Two databases, one direction
So the source is read-only and the destination is write-only. The job physically cannot mutate its input; enriched rows only ever flow one way, into a separate store. It costs a second connection, some network latency, and duplicated storage — and it buys back something I wasn't willing to trade: the source stays pristine, every enriched record has clear lineage, and the two sides back up and scale independently.
A thousand-plus records processed in production, zero corruption incidents. That number is the architecture working.
Two tiers, because coverage and cost pull apart
Searching the portal is where the real tension lives. Precise filters are fast and cheap but resolve only about 70% of records — real-world source data is too messy for one strict query. Broad searches cover everything but are expensive and noisy. Running broad-by-default would have hammered the portal for no reason.

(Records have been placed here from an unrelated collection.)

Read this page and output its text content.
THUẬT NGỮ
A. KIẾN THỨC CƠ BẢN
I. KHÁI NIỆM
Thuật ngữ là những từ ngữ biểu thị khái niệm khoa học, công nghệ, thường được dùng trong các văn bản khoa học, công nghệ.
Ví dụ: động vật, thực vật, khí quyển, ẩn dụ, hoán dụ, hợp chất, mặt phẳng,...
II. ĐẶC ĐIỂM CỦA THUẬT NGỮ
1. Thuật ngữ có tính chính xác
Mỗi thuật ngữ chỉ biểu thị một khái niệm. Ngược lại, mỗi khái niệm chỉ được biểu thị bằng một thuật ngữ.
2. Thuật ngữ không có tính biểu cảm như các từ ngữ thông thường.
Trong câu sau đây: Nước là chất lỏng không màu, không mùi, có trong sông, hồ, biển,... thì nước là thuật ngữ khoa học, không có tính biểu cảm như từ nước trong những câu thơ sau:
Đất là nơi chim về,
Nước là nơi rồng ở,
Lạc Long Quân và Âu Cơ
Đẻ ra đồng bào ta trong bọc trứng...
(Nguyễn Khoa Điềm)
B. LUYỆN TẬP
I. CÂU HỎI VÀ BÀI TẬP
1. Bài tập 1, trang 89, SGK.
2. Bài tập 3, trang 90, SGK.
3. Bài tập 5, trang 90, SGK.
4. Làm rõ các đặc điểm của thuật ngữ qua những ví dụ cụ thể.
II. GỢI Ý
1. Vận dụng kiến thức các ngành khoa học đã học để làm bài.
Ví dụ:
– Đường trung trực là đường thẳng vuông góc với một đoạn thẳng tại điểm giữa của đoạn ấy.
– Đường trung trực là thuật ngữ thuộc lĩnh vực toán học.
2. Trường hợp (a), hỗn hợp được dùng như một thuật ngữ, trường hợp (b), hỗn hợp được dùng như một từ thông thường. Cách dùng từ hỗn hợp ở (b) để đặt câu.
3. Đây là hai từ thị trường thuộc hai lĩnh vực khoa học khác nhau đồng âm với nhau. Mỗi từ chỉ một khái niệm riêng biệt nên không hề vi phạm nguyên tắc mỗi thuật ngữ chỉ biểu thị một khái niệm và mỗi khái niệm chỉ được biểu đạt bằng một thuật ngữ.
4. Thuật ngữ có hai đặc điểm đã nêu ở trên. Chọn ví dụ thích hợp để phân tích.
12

The answer is a two-tier strategy: try the precise filters first (they handle roughly 80% of cases quickly), and fall back to a comprehensive search only when the first tier comes up empty. Coverage climbed from ~70% to 99%+ while most requests stayed on the cheap path.
Earning the insert
Coverage is worthless if it lets bad matches through, so every candidate passes a progressive gate: exact match → criteria validation → confidence scoring. Only high-confidence matches are written; ambiguous ones are rejected into an audit trail rather than guessed into the destination. The insert rate drops slightly — on purpose. A missing row is a TODO; a wrong row is a lie the rest of the system will believe.
The lesson
Every decision here traded simplicity or speed for integrity, and that was the right trade every time. When a system writes to a database automatically and at scale, the question isn't "how fast can it write?" — it's "what stops it from writing something wrong?" Read-only sources, tiered search, and confidence gates are three different answers to that one question.